The Fisherman in Columbia Pictures I KNOW WHAT YOU DID LAST SUMMER.(Matt Kennedy)
Legacy sequels are often pretty lame and desperate attempts to drum up some nostalgia bucks, but they can sometimes be good. The 2022 Scream film is such an example, and as far as I’m concerned, officially put a dagger into the subgenre with its razor-sharp commentary. How fitting for I Know What You Did Last Summer, which was originally produced to capitalize off Scream, to get a legacy sequel of its own. Living up to its 1997 inspiration, I Know What You Did Last Summer misses the point of Scream entirely, giving us a generic slasher flick without any clever commentary. Unlike its original counterpart, though, this new I Know What You Did Last Summer is the epitome of pathetic. A slasher so lacking in suspense and scares that you could probably give a toddler a camera and have them run around a backyard at night, and you’d get something scarier than this.
And don’t even get me started with that dialogue…
D-Rex in JURASSIC WORLD REBIRTH, directed by Gareth Edwards.(Universal Pictures and Amblin Entertainment)
When people say, “Hollywood has no new ideas anymore,” they’re referring to movies like Jurassic World Rebirth. There’s not one original bone in this movie’s fossilized body; every single piece raided from better movies that are actually creative. If you told me Jurassic World Rebirth was a test to gauge if audiences would be okay with watching movies made completely by generative AI, I’d believe it. Even Scarlett Johansson knew what kind of dreck she was in, phoning her performance in through a tin can connected to a string. It’s up there with Dakota Johnson in Madame Web for a performance so bad, it has to be on purpose. I think it’s time for dinosaurs to go extinct again as they’ve more than worn out their welcome.
(from left) Marvin Gable (Ke Huy Quan) and King (Marshawn “Beastmode” Lynch) in Love Hurts, directed by Jonathan Eusebio.(Allen Fraser/Universal Pictures)
It’s never fun watching two recent Academy Award winners being forced to act in trash right after winning the crowning achievement of their career, but Love Hurts may be the worst offender yet. The fact that Ke Huy Quan and Ariana DeBose starred in a movie this dreadful hot off the heels of their Oscar wins is nothing short of an insult to both of them. Thankfully, Everything Everywhere All at Once and West Side Story will stand the test of time while Love Hurts rightfully falls by the wayside. If that’s not enough, Love Hurts is also an insult to action movie junkies, giving us one of the most incomprehensible and unpleasant action films in recent memory.
Maddie Hasson in BONE LAKE.(Bleecker Street)

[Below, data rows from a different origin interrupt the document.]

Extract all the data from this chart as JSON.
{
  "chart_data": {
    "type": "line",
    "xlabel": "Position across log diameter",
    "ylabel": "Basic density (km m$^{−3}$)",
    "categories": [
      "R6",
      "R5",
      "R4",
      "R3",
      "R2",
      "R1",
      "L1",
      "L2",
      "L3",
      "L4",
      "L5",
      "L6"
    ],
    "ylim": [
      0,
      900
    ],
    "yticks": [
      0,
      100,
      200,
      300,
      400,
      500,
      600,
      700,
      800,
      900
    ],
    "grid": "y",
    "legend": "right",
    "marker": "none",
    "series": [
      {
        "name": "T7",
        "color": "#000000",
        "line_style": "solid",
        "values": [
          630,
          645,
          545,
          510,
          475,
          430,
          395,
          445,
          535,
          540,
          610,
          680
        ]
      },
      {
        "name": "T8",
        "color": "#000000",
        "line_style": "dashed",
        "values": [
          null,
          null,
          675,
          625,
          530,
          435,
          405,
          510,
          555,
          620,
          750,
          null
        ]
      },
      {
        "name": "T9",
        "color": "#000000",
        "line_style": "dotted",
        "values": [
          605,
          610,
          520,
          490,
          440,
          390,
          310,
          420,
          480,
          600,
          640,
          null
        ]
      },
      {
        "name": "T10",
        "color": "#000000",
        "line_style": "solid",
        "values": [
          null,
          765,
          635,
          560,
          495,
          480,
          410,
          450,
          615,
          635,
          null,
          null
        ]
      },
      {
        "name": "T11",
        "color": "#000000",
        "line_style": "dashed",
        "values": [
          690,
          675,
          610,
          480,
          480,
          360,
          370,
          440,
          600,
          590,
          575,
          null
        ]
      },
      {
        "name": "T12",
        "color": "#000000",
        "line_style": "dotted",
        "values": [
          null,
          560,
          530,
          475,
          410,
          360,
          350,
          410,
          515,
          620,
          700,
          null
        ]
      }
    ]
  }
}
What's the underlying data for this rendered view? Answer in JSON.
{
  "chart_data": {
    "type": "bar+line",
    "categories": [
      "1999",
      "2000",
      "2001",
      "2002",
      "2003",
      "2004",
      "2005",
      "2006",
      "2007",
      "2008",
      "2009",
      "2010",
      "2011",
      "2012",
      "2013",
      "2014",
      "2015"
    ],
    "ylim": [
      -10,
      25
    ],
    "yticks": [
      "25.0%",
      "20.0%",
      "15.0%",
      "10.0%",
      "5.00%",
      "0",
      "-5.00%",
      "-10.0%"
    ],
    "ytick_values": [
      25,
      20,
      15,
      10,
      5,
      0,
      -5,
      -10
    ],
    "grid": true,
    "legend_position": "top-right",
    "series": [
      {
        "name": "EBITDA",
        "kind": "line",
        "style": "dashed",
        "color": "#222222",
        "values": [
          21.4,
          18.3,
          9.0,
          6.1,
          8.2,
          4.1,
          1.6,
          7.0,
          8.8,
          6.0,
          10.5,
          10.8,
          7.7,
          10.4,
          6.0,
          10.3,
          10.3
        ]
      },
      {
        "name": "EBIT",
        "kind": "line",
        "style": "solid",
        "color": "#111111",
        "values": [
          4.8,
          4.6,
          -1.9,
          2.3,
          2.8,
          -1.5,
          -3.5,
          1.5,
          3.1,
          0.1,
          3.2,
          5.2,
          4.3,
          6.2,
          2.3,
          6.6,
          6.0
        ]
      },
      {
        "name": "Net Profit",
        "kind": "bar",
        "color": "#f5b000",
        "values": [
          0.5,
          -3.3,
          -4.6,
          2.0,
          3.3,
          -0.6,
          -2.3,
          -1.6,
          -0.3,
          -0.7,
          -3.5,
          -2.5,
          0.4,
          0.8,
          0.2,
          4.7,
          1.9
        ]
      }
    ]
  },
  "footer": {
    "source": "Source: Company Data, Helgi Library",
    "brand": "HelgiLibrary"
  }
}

What happens when a small crew of filmmakers and actors go out to a house in the middle of the woods to shoot a horror movie on a small budget? Well, you get The Evil Dead, one of the greatest horror movies ever made!
But you also get movies like Bone Lake, one of the worst movies I’ve ever seen in my entire life. It’s a movie you’ve probably never heard of until now. Well, now you have, and now you know to avoid it! An exercise in tastelessness horrendously lacking in any sort of filmmaking skill or craftsmanship, the people who made this movie had NO idea what they were doing. The ones left to pick up the pieces are the poor actors, none of whom are good, but when their own filmmakers don’t even understand their own movie, what can they really do? Bone Lake presents itself as a movie that’s wanting to push the envelope, yet it can’t even write a simple letter.